Dr. Wang on the other hand, has an extremely packed schedule. On Mondays, Wednesdays, Fridays and Saturdays, he will be hard at work at his dental clinic. On Tuesdays and Thursdays he will be at the Tzu Chi Free Clinic, while on Sundays he will attend the study sessions or recycling activities. Not being able to understand Chinese, Dr. Wang initially relied on the tune to cue him on to the appropriate sign language action, and had scribbled down many explanatory notes in his manual. After a few months of intensive practice, Dr. Wang was proud to announce that on the day of the presentation, he had already memorized all three songs, and had even sung them very loudly while on stage.
Dr. Wang had wavered in his resolve once before, and during that period, he had not participated in Tzu Chi’s activities. However, a trip to the Jing Si Abode in Hualien had changed all that, and he returned to the fold of Tzu Chi. He recalls the words of Master De Rang: “Every day, when I strike the drum, my wish is that the sound will reverberate in all corners of the worlds and bring peace to all.” Touched by what he heard, Dr. Wang signed up for Tzu Chi’s volunteer training and this year, he officially became a commissioner of the organization.

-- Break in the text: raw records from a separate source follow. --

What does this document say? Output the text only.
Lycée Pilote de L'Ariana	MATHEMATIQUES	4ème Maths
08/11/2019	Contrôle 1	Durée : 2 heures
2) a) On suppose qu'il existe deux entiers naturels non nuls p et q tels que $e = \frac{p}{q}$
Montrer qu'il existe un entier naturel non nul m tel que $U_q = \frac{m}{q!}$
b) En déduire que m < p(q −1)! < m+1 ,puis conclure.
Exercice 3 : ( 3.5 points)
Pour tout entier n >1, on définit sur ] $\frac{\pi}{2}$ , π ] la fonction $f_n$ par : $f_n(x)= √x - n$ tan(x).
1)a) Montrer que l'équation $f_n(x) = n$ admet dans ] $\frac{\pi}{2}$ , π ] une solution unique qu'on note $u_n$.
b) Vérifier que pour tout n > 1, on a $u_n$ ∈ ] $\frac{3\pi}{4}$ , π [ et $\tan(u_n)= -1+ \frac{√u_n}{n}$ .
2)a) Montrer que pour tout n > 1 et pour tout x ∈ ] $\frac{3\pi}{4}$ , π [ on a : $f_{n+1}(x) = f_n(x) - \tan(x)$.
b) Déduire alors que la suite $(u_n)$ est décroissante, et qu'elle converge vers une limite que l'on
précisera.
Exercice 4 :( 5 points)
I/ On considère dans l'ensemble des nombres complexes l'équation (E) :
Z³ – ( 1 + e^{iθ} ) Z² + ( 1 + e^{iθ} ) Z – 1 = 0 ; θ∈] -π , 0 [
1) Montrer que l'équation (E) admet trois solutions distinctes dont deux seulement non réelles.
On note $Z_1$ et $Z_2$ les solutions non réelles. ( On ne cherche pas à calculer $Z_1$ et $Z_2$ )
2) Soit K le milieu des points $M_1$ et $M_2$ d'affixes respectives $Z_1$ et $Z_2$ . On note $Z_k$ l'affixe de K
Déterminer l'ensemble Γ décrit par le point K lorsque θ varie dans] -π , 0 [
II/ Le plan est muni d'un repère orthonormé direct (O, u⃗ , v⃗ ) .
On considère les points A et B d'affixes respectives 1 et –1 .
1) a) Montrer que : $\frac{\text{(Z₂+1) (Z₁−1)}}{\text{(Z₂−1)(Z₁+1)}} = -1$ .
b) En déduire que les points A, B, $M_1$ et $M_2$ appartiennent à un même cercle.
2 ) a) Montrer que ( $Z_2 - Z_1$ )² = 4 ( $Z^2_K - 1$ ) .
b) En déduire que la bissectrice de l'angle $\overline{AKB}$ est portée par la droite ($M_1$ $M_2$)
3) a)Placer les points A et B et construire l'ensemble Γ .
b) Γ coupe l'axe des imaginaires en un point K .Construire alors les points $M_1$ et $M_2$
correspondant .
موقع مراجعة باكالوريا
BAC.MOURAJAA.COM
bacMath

Accepting the Unexpected with Joy
Dr. Xu had initially thought he would not be able to spare the time for the intensive rehearsals. His children were still young and he felt it would not be right if he left everything to his wife. However upon finding out that the stage adaptation needed more participants, he agreed to be part of the Dharma undertaking, and his wife later followed suit. Their 14 year old son also signed up after his exams, his interest piqued by watching his parents practice at home, and Dr. Xu made the necessary arrangements to have his other two and five year old children under the care of relatives.
Sign language facilitator Zeng Xiu Ling (Anne), has even specially made arrangements to teach the Xu family at their home, knowing that they have very little time to come for practice as they have to run a dental clinic and look after their children. The Xu family only signed up some three weeks before the debut of the stage adaptation, and Dr. Xu himself was entrusted with the role of the artist in the adaptation a week before. The family put in their best efforts and Dr. Xu accepted his new undertaking joyfully. Reflecting on the role, Dr. Xu shared that he saw in it, the image of himself in his younger days. Having attained some of his goals, he was not content and continued to pursue more of what life had to offer, causing himself much unhappiness.
Zeng also shares her own story: at the beginning of November 2013, as the practices became more frequent, she received a heartbreaking piece of news — her father, whom she had loved deeply, had passed away suddenly in an accident. As the eldest child, she shared the deepest bond with her father, and blamed herself for not making more frequent trips back to Malacca for visits. Her mother too, was not understanding of her. Under the care and encouragement of her fellow Tzu Chi volunteers, Zeng chose to put aside her grief and continue with her tasks at hand. At the conclusion of the adaptation, she did not forget to dedicate all the merits accrued to her late father.
Looking back to 2013, with four presentations of the stage adaptation over three days, TIMA members who had participated were filled with joy of Dharma. Sign language facilitator Lin Jin Yan describes the opportunity as “once in a lifetime”and hence worth every effort put in. The curtain has fallen over the stage, but TIMA members experience only a strong sense of mission and a heart full of gratitude as they continue to recruit more like-minded medical volunteers to tread the same path.